Rock painting on an outcrop uphill from a reservoir lake along a bumpy road. Surprised and mystified. A friend recalled Mama Tried as the name of a song. Turns out, number one in the country charts by Merle Haggard in 1968. Semi-auto-biographical. Song with its own entry in Wikipedia. 


Why here a few miles miles east of Eugene and Pleasant Hill? Perhaps because it was sung over 300 times in concert by the Grateful Dead. And covered by uncountable others. Touches something deep in the psyche of family.  


Merle Haggard's parents were Oklahoma dust bowlers who came to the Bakersfield area in the south San Joaquin Valley. As did my parents — 1930s dust bowl refugees from Oklahoma and North Texas. Think Woody Guthrie.  Appreciation to all mamas who tried, most successfully, thank goodness. Look for lyrics or check youtube.

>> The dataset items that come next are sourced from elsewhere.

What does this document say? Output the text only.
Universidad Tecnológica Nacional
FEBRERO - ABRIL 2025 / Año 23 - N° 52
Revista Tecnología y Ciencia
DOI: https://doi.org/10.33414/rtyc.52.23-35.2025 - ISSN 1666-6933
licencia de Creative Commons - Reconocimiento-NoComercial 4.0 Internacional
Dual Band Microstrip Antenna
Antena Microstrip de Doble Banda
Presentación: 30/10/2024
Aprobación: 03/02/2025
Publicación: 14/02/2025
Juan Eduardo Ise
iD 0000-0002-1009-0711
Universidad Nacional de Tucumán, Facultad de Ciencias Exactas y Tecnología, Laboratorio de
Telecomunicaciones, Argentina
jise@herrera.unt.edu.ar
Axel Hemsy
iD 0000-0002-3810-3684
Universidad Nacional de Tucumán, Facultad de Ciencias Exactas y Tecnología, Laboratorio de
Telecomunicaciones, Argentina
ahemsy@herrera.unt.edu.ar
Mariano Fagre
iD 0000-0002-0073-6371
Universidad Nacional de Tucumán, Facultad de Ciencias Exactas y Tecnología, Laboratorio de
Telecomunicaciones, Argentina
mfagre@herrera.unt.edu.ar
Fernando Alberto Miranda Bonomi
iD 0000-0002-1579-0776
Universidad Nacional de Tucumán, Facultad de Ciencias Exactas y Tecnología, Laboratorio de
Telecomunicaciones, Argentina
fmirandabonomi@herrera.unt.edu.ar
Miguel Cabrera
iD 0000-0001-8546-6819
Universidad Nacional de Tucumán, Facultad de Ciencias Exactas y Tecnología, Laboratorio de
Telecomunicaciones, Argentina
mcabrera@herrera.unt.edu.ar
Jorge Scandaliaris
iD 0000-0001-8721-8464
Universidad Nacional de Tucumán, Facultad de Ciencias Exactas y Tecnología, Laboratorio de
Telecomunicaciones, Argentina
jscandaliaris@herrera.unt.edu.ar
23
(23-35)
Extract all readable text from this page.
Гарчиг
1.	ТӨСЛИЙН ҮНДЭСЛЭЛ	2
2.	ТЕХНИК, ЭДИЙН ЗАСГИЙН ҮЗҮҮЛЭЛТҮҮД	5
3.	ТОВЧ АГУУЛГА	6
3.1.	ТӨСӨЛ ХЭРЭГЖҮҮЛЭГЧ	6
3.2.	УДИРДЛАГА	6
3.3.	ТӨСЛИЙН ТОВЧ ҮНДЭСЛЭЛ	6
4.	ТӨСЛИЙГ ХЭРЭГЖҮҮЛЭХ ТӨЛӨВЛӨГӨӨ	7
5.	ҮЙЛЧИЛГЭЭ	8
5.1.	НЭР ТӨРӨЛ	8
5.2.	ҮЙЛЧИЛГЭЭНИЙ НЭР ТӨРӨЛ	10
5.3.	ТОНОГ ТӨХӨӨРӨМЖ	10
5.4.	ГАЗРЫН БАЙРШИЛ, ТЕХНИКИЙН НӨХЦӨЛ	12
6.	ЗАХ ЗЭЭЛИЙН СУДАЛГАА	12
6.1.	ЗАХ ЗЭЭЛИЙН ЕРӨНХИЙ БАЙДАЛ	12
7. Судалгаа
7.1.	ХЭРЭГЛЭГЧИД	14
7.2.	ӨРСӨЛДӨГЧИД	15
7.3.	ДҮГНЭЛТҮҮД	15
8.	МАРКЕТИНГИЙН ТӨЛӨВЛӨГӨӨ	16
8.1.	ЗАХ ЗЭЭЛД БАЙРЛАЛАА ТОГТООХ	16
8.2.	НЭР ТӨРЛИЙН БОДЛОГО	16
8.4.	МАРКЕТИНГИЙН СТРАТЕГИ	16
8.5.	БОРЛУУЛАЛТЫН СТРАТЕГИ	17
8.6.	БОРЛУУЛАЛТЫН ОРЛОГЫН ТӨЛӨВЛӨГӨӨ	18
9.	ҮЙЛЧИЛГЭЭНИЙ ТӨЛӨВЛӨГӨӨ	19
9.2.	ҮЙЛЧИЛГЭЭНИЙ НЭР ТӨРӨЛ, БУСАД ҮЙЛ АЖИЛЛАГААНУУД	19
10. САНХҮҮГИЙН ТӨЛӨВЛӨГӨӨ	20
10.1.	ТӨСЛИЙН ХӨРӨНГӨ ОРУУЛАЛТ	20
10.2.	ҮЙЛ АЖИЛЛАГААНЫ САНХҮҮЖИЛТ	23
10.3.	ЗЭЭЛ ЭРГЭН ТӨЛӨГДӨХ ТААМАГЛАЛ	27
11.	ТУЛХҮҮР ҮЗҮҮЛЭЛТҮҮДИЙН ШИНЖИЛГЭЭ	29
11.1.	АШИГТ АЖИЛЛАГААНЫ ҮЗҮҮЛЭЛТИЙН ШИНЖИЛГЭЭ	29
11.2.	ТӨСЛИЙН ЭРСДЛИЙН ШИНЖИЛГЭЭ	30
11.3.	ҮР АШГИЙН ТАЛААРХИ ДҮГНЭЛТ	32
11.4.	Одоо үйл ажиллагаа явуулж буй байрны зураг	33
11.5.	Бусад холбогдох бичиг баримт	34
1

https://en.wikipedia.org/wiki/Mama_Tried_(song)

17 January 2026

Truth Be Told

Truth is always someone else's privilege.

—Luljeta Lleshanaku

Confronting virtual worlds and the fleeting apparitions of AI, the Signs of the Streets beckon. Hard copy analogues position Truth Fact Belief Hope as ready-made visualities. Events, communities, attitudes frame and mirror the Zeitgeist.  Streetside photos late 2025/early 2026   

CODA

To achieve the long view, one steps further and further back from lives as they are lived to that more tranquil position from which one sees only the crowd. From that perspective human beings become a species, worth preserving. But take another step back and it is no longer necessary to preserve the species. There will be another following us, after all. Until the view lengthens to such an extent that the world disappears and one is left with only the cold reaches of space, in a private pas de deux with God. Was it possible to accommodate the contradiction between action and being, to incorporate both long view and short view in one’s attitude to life, to be both reflective and active, detached and involved?